20 Minuten Beitrag vom 10.12.25 – Glow-Geheimnis der Stars? Larissa testet neue Laser-Behandlung
Larissa Hodgson probiert gerne neue Beautybehandlungen aus. Zuletzt liess sie sich das Gesicht lasern. Im Interview spricht sie über Schönheit und welchen Eingriff sie nie machen lassen würde.
Eine neue Technologie – der Alma-Laser – sorgt in der Beauty- und Promiszene mit seiner Anti-Aging-Wirkung für Gesprächsstoff. Die Schauspielerin Kate Hudson (46) ist globale Markenbotschafterin der Technologie und hat bereits diverse Behandlungen damit gemacht. Auch Michelle Hunziker (48) greift zu Laser, um ein frisches Aussehen aufrechtzuhalten.
Seit Kurzem zählt auch die Ex-Bachelorette Larissa Hodgson zu den Fans des Alma-Lasers. Die 30-Jährige unterzog sich der Behandlung in der Lucerne Clinic, die als eine von nur drei Praxen in der Schweiz ein Alma-Hybrid-Gerät besitzt. Die Klinik hat sie auf das Treatment aufmerksam gemacht. «Ich probiere gerne neue Beautybehandlungen aus und vertraue der Lucerne Clinic da voll und ganz», so die Bernerin zu 20 Minuten.
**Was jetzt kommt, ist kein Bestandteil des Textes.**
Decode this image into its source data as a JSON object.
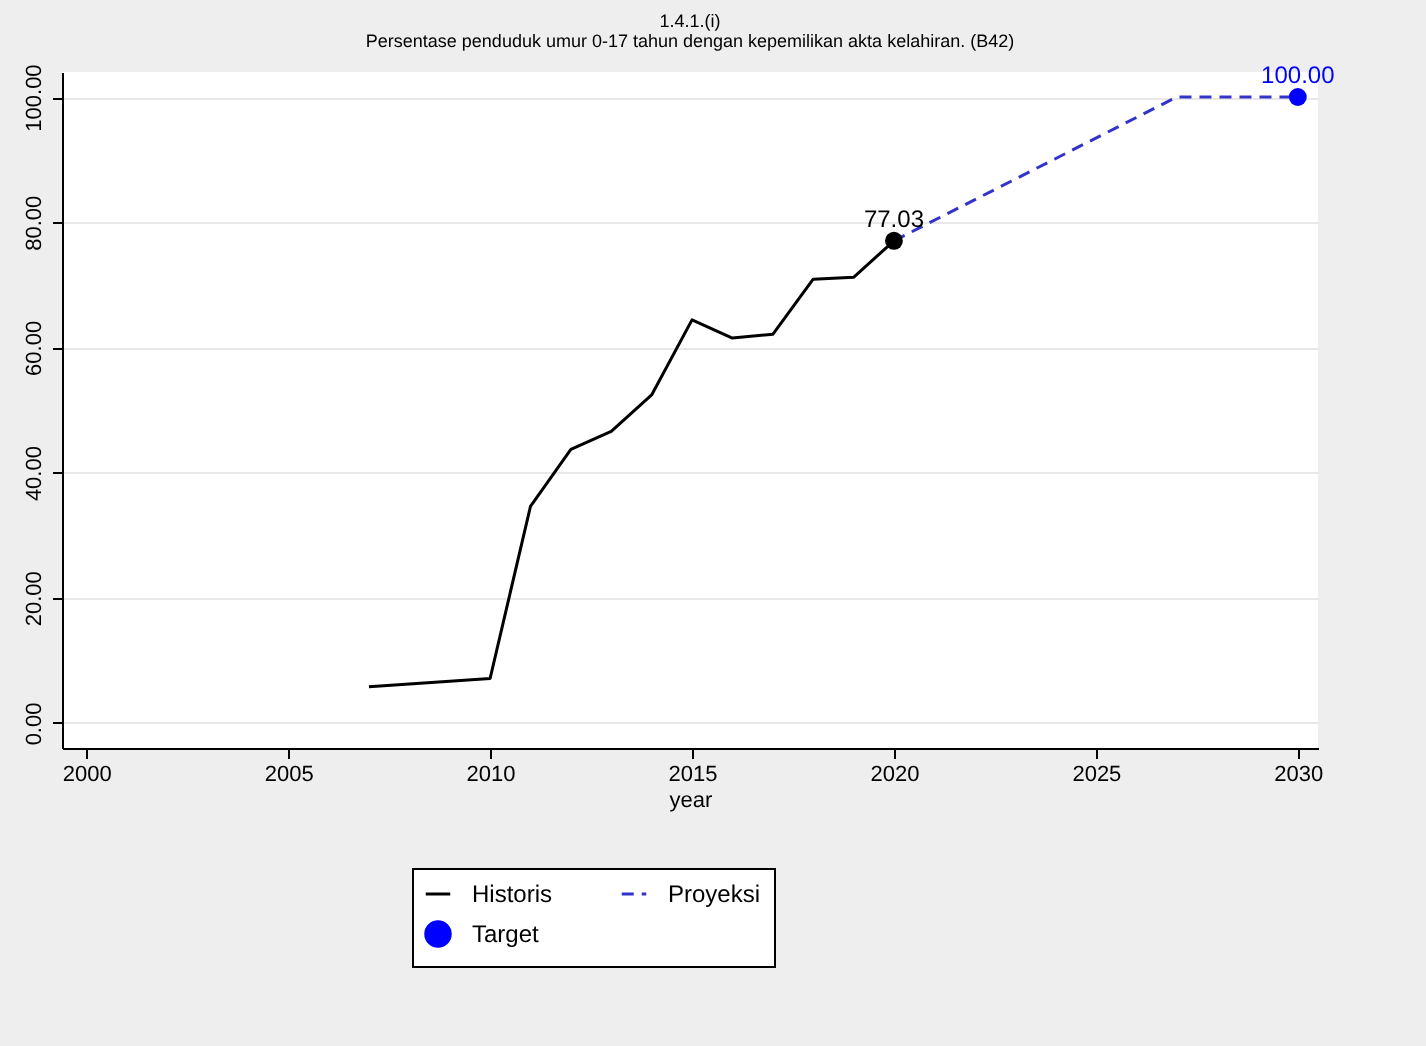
{
  "chart_data": {
    "type": "line",
    "title": "1.4.1.(i)",
    "subtitle": "Persentase penduduk umur 0-17 tahun dengan kepemilikan akta kelahiran. (B42)",
    "xlabel": "year",
    "xlim": [
      1999.4,
      2030.5
    ],
    "xticks": [
      2000,
      2005,
      2010,
      2015,
      2020,
      2025,
      2030
    ],
    "ylim": [
      -4,
      104
    ],
    "yticks": [
      {
        "value": 0,
        "label": "0.00"
      },
      {
        "value": 20,
        "label": "20.00"
      },
      {
        "value": 40,
        "label": "40.00"
      },
      {
        "value": 60,
        "label": "60.00"
      },
      {
        "value": 80,
        "label": "80.00"
      },
      {
        "value": 100,
        "label": "100.00"
      }
    ],
    "grid": "y",
    "legend": "bottom",
    "series": [
      {
        "name": "Historis",
        "type": "line",
        "color": "#000000",
        "line_style": "solid",
        "marker": "none",
        "x": [
          2007,
          2010,
          2011,
          2012,
          2013,
          2014,
          2015,
          2016,
          2017,
          2018,
          2019,
          2020
        ],
        "values": [
          5.8,
          7.1,
          34.6,
          43.7,
          46.6,
          52.4,
          64.4,
          61.5,
          62.1,
          70.9,
          71.2,
          77.03
        ]
      },
      {
        "name": "Proyeksi",
        "type": "line",
        "color": "#3333cc",
        "line_style": "dashed",
        "marker": "none",
        "x": [
          2020,
          2027,
          2030
        ],
        "values": [
          77.03,
          100,
          100
        ]
      },
      {
        "type": "scatter",
        "color": "#000000",
        "marker": "circle",
        "x": [
          2020
        ],
        "values": [
          77.03
        ],
        "value_labels": [
          "77.03"
        ]
      },
      {
        "name": "Target",
        "type": "scatter",
        "color": "#0000ff",
        "marker": "circle",
        "x": [
          2030
        ],
        "values": [
          100
        ],
        "value_labels": [
          "100.00"
        ]
      }
    ]
  }
}
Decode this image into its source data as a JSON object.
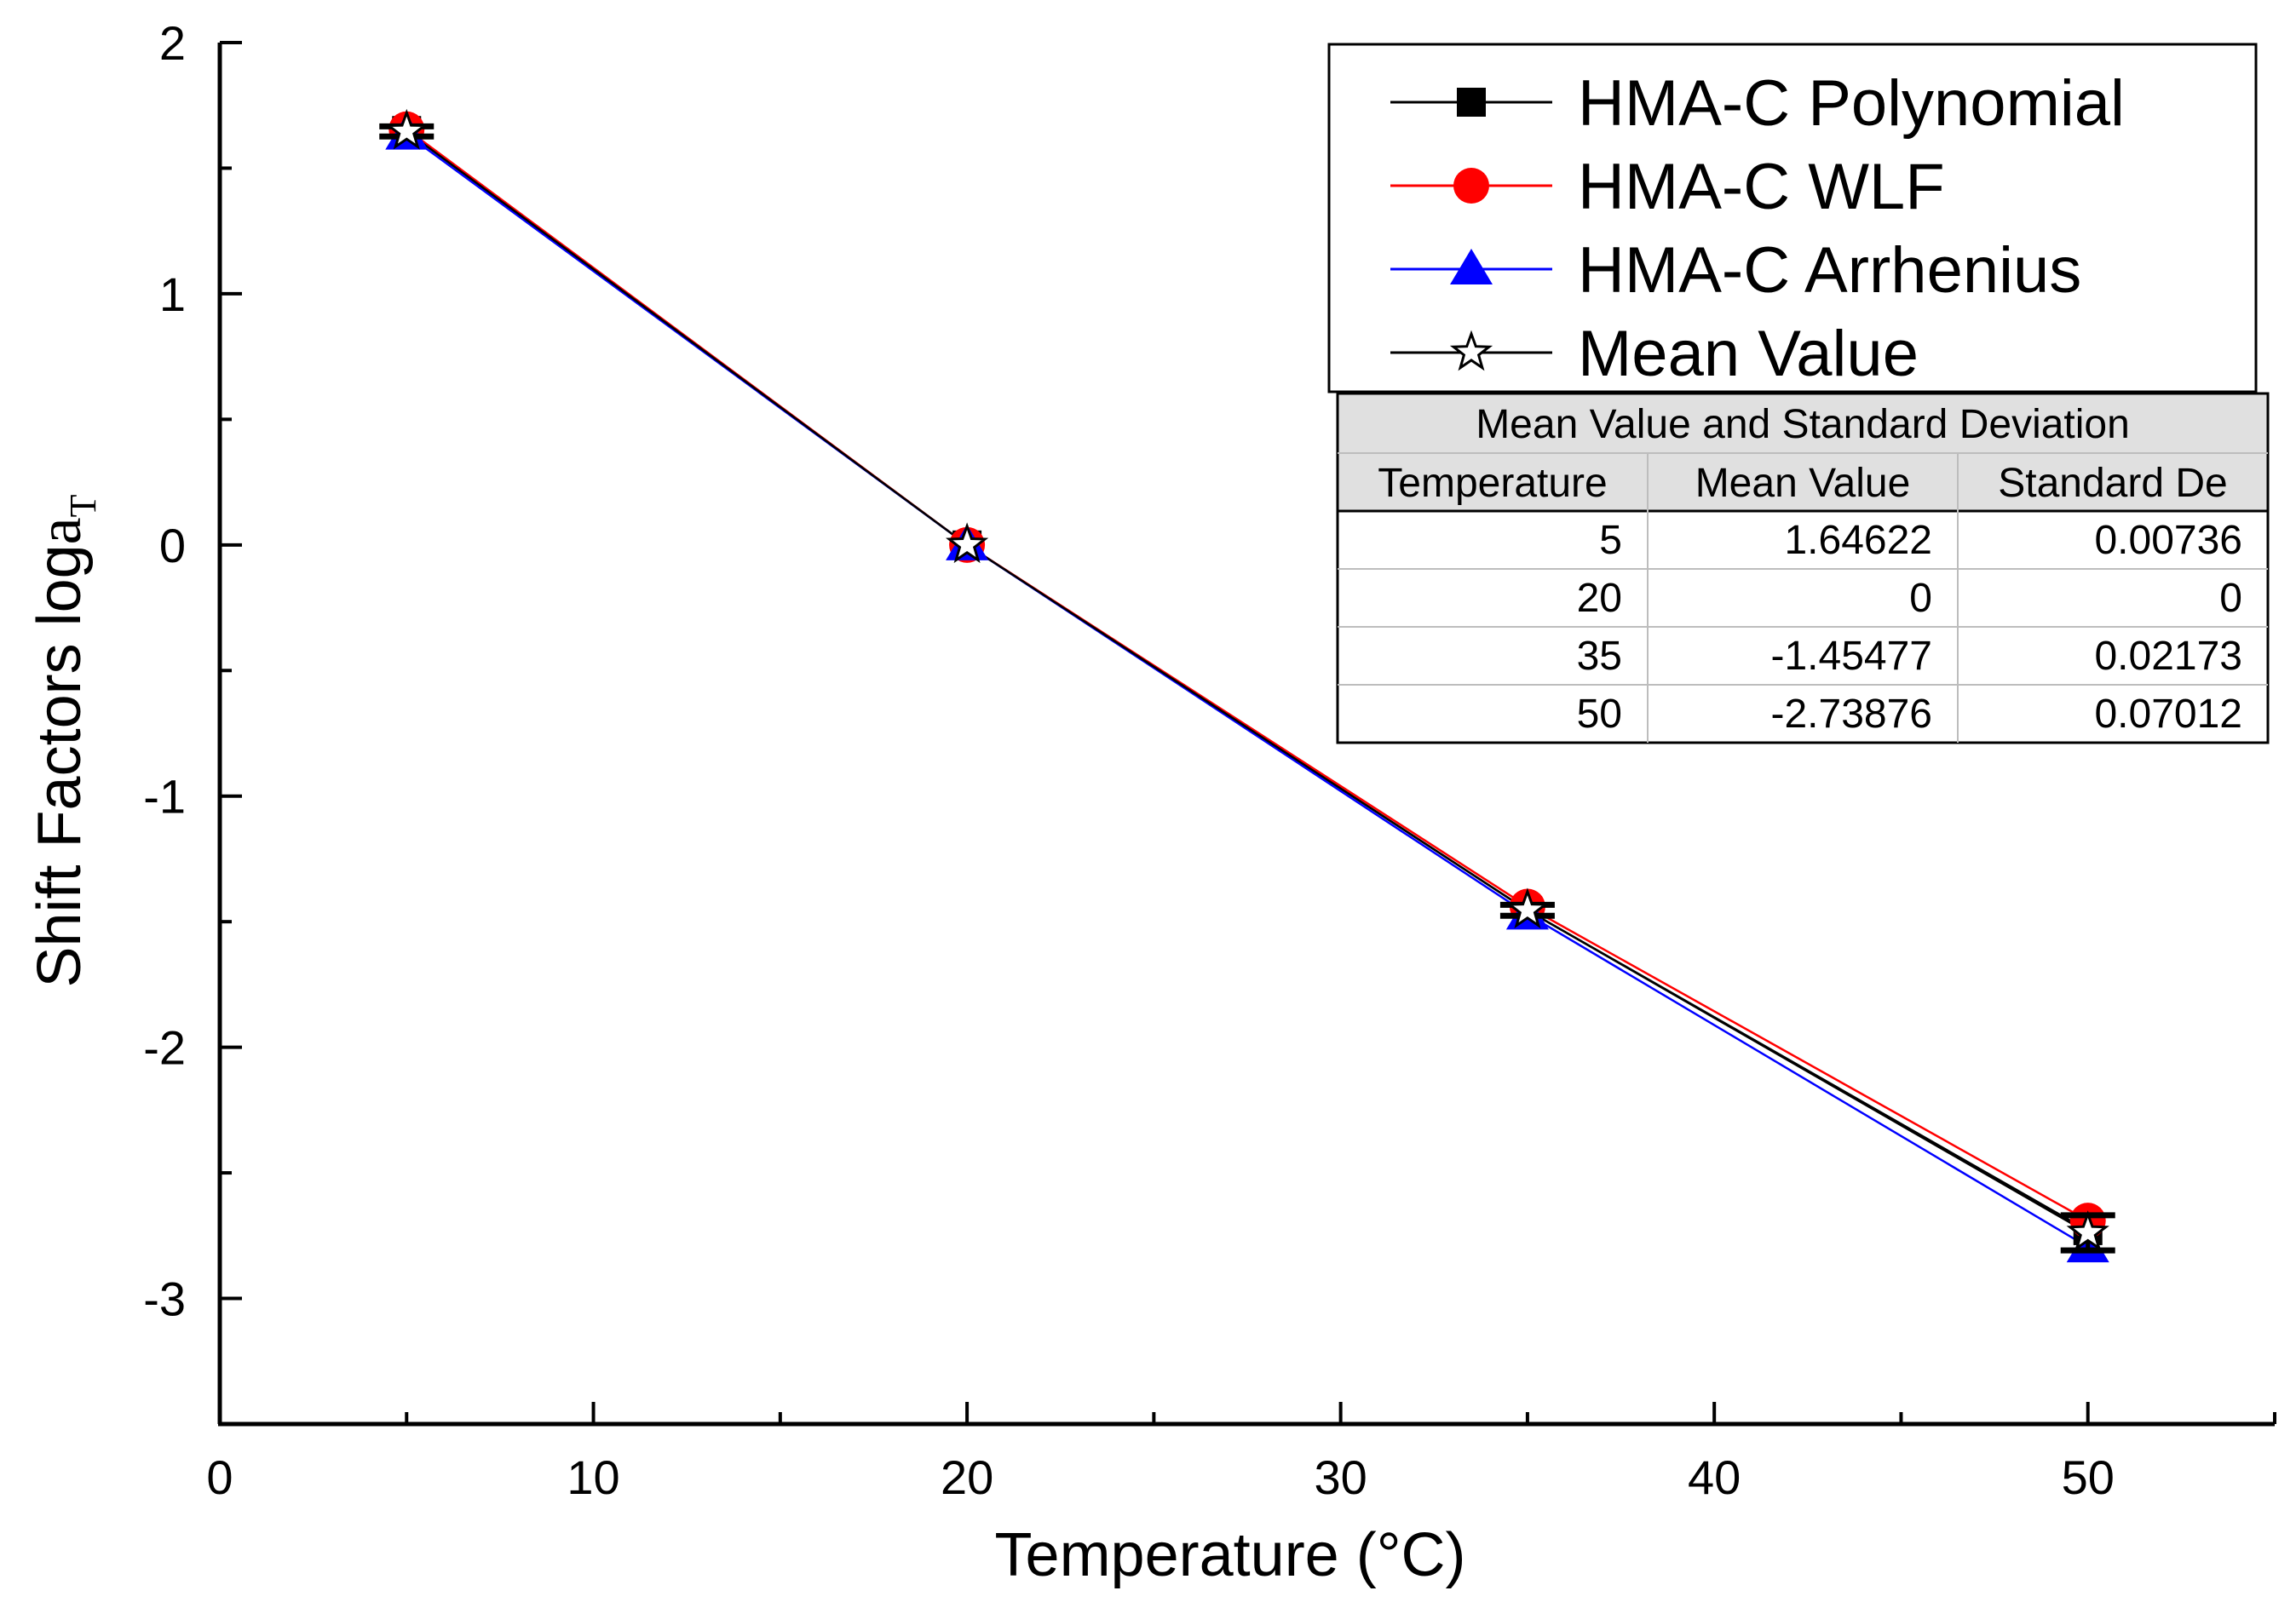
{
  "chart_data": {
    "type": "line",
    "xlabel": "Temperature (°C)",
    "ylabel": {
      "text": "Shift Factors log",
      "italic": "a",
      "subscript": "T"
    },
    "xlim": [
      0,
      55
    ],
    "ylim": [
      -3.5,
      2
    ],
    "x_major_ticks": [
      0,
      10,
      20,
      30,
      40,
      50
    ],
    "x_tick_labels": [
      "0",
      "10",
      "20",
      "30",
      "40",
      "50"
    ],
    "x_minor_ticks": [
      5,
      15,
      25,
      35,
      45,
      55
    ],
    "y_major_ticks": [
      2,
      1,
      0,
      -1,
      -2,
      -3
    ],
    "y_tick_labels": [
      "2",
      "1",
      "0",
      "-1",
      "-2",
      "-3"
    ],
    "y_minor_ticks": [
      1.5,
      0.5,
      -0.5,
      -1.5,
      -2.5,
      -3.5
    ],
    "grid": false,
    "legend_position": "top-right",
    "x": [
      5,
      20,
      35,
      50
    ],
    "series": [
      {
        "name": "HMA-C  Polynomial",
        "values": [
          1.65,
          0,
          -1.455,
          -2.73
        ],
        "color": "#000000",
        "marker": "square"
      },
      {
        "name": "HMA-C  WLF",
        "values": [
          1.655,
          0,
          -1.44,
          -2.69
        ],
        "color": "#ff0000",
        "marker": "circle"
      },
      {
        "name": "HMA-C  Arrhenius",
        "values": [
          1.635,
          0,
          -1.47,
          -2.795
        ],
        "color": "#0000ff",
        "marker": "triangle"
      },
      {
        "name": "Mean Value",
        "values": [
          1.64622,
          0,
          -1.45477,
          -2.73876
        ],
        "color": "#000000",
        "marker": "star",
        "error": [
          0.00736,
          0,
          0.02173,
          0.07012
        ]
      }
    ],
    "table": {
      "title": "Mean Value and Standard Deviation",
      "headers": [
        "Temperature",
        "Mean Value",
        "Standard De"
      ],
      "rows": [
        [
          "5",
          "1.64622",
          "0.00736"
        ],
        [
          "20",
          "0",
          "0"
        ],
        [
          "35",
          "-1.45477",
          "0.02173"
        ],
        [
          "50",
          "-2.73876",
          "0.07012"
        ]
      ],
      "header_fill": "#e0e0e0"
    }
  }
}
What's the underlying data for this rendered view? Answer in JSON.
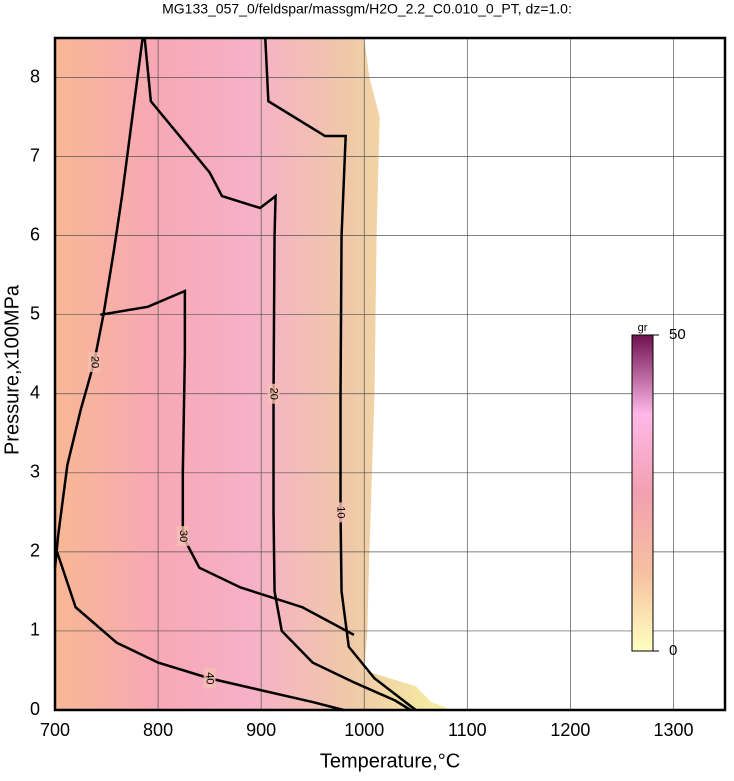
{
  "chart_data": {
    "type": "contour",
    "title": "MG133_057_0/feldspar/massgm/H2O_2.2_C0.010_0_PT, dz=1.0:",
    "xlabel": "Temperature,°C",
    "ylabel": "Pressure,x100MPa",
    "xlim": [
      700,
      1350
    ],
    "ylim": [
      0,
      8.5
    ],
    "xticks": [
      700,
      800,
      900,
      1000,
      1100,
      1200,
      1300
    ],
    "yticks": [
      0,
      1,
      2,
      3,
      4,
      5,
      6,
      7,
      8
    ],
    "grid": true,
    "field_boundary": {
      "x": [
        700,
        700,
        1000,
        1005,
        1015,
        1012,
        1010,
        1005,
        1003,
        1000,
        1050,
        1065,
        1080,
        1080
      ],
      "y": [
        0,
        8.5,
        8.5,
        8.0,
        7.5,
        6.0,
        4.0,
        2.0,
        1.0,
        0.5,
        0.3,
        0.1,
        0.03,
        0
      ]
    },
    "contours": [
      {
        "level": 10,
        "x": [
          904,
          907,
          962,
          982,
          978,
          977,
          977,
          978,
          985,
          1010,
          1040,
          1050
        ],
        "y": [
          8.5,
          7.7,
          7.26,
          7.26,
          6.0,
          4.0,
          2.5,
          1.5,
          0.8,
          0.4,
          0.1,
          0
        ]
      },
      {
        "level": 20,
        "x": [
          787,
          793,
          850,
          862,
          899,
          914,
          913,
          912,
          912,
          913,
          920,
          950,
          990,
          1030,
          1045
        ],
        "y": [
          8.5,
          7.7,
          6.8,
          6.5,
          6.35,
          6.5,
          6.0,
          4.0,
          2.5,
          1.5,
          1.0,
          0.6,
          0.35,
          0.12,
          0
        ]
      },
      {
        "level": 20,
        "x": [
          785,
          775,
          765,
          757,
          747,
          738,
          725,
          712,
          703,
          700
        ],
        "y": [
          8.5,
          7.5,
          6.5,
          5.8,
          5.0,
          4.4,
          3.8,
          3.1,
          2.2,
          1.8
        ]
      },
      {
        "level": 30,
        "x": [
          744,
          790,
          826,
          826,
          824,
          824,
          840,
          880,
          940,
          990
        ],
        "y": [
          5.0,
          5.1,
          5.3,
          4.5,
          3.0,
          2.2,
          1.8,
          1.55,
          1.3,
          0.95
        ]
      },
      {
        "level": 40,
        "x": [
          702,
          720,
          760,
          800,
          850,
          900,
          950,
          980
        ],
        "y": [
          2.0,
          1.3,
          0.85,
          0.6,
          0.4,
          0.25,
          0.1,
          0
        ]
      }
    ],
    "colorbar": {
      "label": "gr",
      "clim": [
        0,
        50
      ],
      "ticks": [
        0,
        50
      ],
      "colors": [
        "#ffffc0",
        "#f6c0a0",
        "#f2a0b0",
        "#ffb8e8",
        "#701050"
      ]
    },
    "field_colors": [
      "#f7b894",
      "#f8a8b4",
      "#f6b0c8",
      "#f0c8a8",
      "#f5f0a0"
    ]
  }
}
Was ist der Alma-Hybrid-Laser?
Als weltweit einziges Lasergerät werden im Alma Hybrid Laser zwei Technologien vereint: Ein CO₂-Laser und ein 1570-nm-Erbium-Laser. Bei Ersterem wird die Hautoberfläche kontrolliert und ohne grossflächige Verletzungen abgetragen. Dadurch entsteht eine natürliche Hautstraffung und ein verjüngtes Aussehen. Zweiterer dringt tief in die Haut ein, ohne die Oberfläche zu verletzen. Er stimuliert die Kollagen- und Elastinproduktion. Beide Proteine sind massgeblich für eine faltenfreie Haut und nehmen mit dem Alter ab.
Larissa ist ein gepflegtes und junges Aussehen wichtig, weshalb ihr die Alma-Laser-Behandlung besonders zusprach. «Ich habe zwar noch keine Falten, aber erhoffe mir einen schönen Glow», erzählte sie im Gespräch kurz davor. Angst hatte sie keine: «Ich weiss, was mich erwartet, und der Laser soll relativ schmerzfrei sein.» Laut Valentina Cimino, die den Eingriff in der Schönheitsklinik durchführt, könne man ihn mit dem Gefühl vergleichen, wenn einem der Wind am Strand Sand ins Gesicht blase.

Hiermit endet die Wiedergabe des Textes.